The garden was found to be so contaminated that workers in protective suits had to come in, wring the necks of 700 radioactive pigeons and dispose of them as low-level nuclear waste. Two official review committees in June accused BNFL of mismanagement in allowing the spread of nuclear contaminants to residential areas nearby.
Then, last month, the British government's nuclear oversight agency found that BNFL workers had deliberately falsified quality control data on nuclear fuel shipped to overseas markets, a breach the agency said reflected BNFL's inadequate "safety culture." Germany, Japan and Switzerland announced they would no longer accept BNFL fuels.
Much of this would be distant, if sobering, news if BNFL were not the company the U.S. government is relying on most heavily to clean up America's nuclear weapons mess. The company holds nearly $9 billion in U.S. contracts for some of the most technologically challenging environmental cleanup tasks in the nation--contracts that public interest groups are now demanding be canceled because of the revelations.

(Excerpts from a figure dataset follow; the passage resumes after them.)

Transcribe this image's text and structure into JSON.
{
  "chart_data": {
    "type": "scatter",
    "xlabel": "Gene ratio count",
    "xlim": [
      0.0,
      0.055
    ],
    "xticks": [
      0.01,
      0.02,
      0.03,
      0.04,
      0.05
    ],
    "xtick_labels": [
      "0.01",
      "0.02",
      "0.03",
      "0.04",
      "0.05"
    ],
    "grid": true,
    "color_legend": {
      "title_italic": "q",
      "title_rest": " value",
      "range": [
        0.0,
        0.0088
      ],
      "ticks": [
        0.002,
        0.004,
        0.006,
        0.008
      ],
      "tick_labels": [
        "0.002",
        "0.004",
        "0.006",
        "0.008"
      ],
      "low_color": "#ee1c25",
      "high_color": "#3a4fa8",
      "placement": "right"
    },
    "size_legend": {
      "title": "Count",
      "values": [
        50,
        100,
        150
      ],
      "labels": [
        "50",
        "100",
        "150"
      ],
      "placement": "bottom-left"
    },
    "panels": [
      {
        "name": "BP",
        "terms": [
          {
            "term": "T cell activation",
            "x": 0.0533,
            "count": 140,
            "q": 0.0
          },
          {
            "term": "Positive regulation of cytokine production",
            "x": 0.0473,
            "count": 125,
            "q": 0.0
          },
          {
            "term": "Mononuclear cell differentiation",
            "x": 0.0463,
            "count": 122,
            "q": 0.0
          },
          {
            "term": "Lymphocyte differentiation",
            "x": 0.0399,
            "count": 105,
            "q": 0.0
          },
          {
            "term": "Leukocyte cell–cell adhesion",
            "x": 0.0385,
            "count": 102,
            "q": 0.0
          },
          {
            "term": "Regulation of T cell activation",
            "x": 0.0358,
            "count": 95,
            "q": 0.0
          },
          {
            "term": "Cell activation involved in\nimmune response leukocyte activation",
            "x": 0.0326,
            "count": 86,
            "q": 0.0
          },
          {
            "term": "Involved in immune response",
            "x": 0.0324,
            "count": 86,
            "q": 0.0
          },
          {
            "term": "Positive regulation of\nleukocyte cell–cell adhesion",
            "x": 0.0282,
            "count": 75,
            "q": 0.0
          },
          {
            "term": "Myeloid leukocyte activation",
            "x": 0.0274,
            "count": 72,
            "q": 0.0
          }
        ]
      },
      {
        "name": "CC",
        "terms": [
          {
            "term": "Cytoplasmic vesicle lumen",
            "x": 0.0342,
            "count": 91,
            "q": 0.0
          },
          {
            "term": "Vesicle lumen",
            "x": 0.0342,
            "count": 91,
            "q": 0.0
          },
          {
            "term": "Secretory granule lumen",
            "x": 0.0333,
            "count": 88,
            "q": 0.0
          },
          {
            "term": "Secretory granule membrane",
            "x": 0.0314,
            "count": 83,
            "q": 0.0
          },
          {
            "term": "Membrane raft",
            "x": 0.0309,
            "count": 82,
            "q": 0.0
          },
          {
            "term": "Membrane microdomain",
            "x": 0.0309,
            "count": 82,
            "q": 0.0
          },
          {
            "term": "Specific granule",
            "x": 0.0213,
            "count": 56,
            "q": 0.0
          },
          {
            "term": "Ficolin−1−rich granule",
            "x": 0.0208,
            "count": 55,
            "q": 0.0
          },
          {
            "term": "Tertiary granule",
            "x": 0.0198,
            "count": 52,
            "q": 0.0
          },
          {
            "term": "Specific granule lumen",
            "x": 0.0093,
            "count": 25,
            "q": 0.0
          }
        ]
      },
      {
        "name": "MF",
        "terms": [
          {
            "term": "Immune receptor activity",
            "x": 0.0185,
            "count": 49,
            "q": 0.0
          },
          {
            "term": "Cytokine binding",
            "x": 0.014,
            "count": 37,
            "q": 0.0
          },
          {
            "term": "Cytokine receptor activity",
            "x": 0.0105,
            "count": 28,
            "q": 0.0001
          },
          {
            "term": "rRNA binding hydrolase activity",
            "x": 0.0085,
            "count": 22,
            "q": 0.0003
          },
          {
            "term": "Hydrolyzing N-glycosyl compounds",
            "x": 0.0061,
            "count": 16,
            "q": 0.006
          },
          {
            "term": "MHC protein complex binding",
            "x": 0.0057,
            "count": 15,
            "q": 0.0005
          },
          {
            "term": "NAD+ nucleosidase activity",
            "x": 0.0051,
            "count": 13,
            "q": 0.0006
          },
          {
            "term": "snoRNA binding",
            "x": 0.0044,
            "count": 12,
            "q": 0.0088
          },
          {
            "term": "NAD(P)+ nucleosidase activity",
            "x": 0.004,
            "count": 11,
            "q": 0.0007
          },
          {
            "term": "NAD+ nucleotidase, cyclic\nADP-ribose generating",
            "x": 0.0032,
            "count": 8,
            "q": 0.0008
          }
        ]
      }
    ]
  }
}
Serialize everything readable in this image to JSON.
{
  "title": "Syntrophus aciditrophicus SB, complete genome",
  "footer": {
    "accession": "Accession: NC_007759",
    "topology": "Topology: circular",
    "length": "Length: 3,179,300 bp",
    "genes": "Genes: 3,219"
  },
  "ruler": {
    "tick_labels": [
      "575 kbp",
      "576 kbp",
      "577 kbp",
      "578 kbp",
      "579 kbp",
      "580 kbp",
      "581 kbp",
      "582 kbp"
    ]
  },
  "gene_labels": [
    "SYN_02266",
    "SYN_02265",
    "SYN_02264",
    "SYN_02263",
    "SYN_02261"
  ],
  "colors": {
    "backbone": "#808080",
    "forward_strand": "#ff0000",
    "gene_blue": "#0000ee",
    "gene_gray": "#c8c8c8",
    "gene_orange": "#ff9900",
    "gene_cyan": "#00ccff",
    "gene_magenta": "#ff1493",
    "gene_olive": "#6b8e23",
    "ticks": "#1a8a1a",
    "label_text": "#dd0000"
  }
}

"Here in the United States, they're going to be handling the most dangerous materials known to man. And the fact is, the problems they have in England come down to a lack of a safety culture and a lack of integrity on the part of their operators," said Tom Carpenter of the Government Accountability Project, one of 22 public interest and anti-nuclear groups that are filing a petition today with the Department of Energy to bar BNFL from U.S. nuclear cleanup contracts.
Richardson Orders Review of Operations
Energy Secretary Bill Richardson on Wednesday ordered a "top-to-bottom review" of BNFL's operations at five DOE sites that will look at the company's management and safety record in the U.S. and Britain.
"In light of recent events overseas, we are putting BNFL under extra scrutiny . . . to be sure that the problems uncovered at Sellafield don't exist at DOE sites," a department statement said.
The company, whose chief executive resigned in the wake of the revelations, said it has overhauled its British operations to prevent future errors but said the fuel delivered was never unsafe.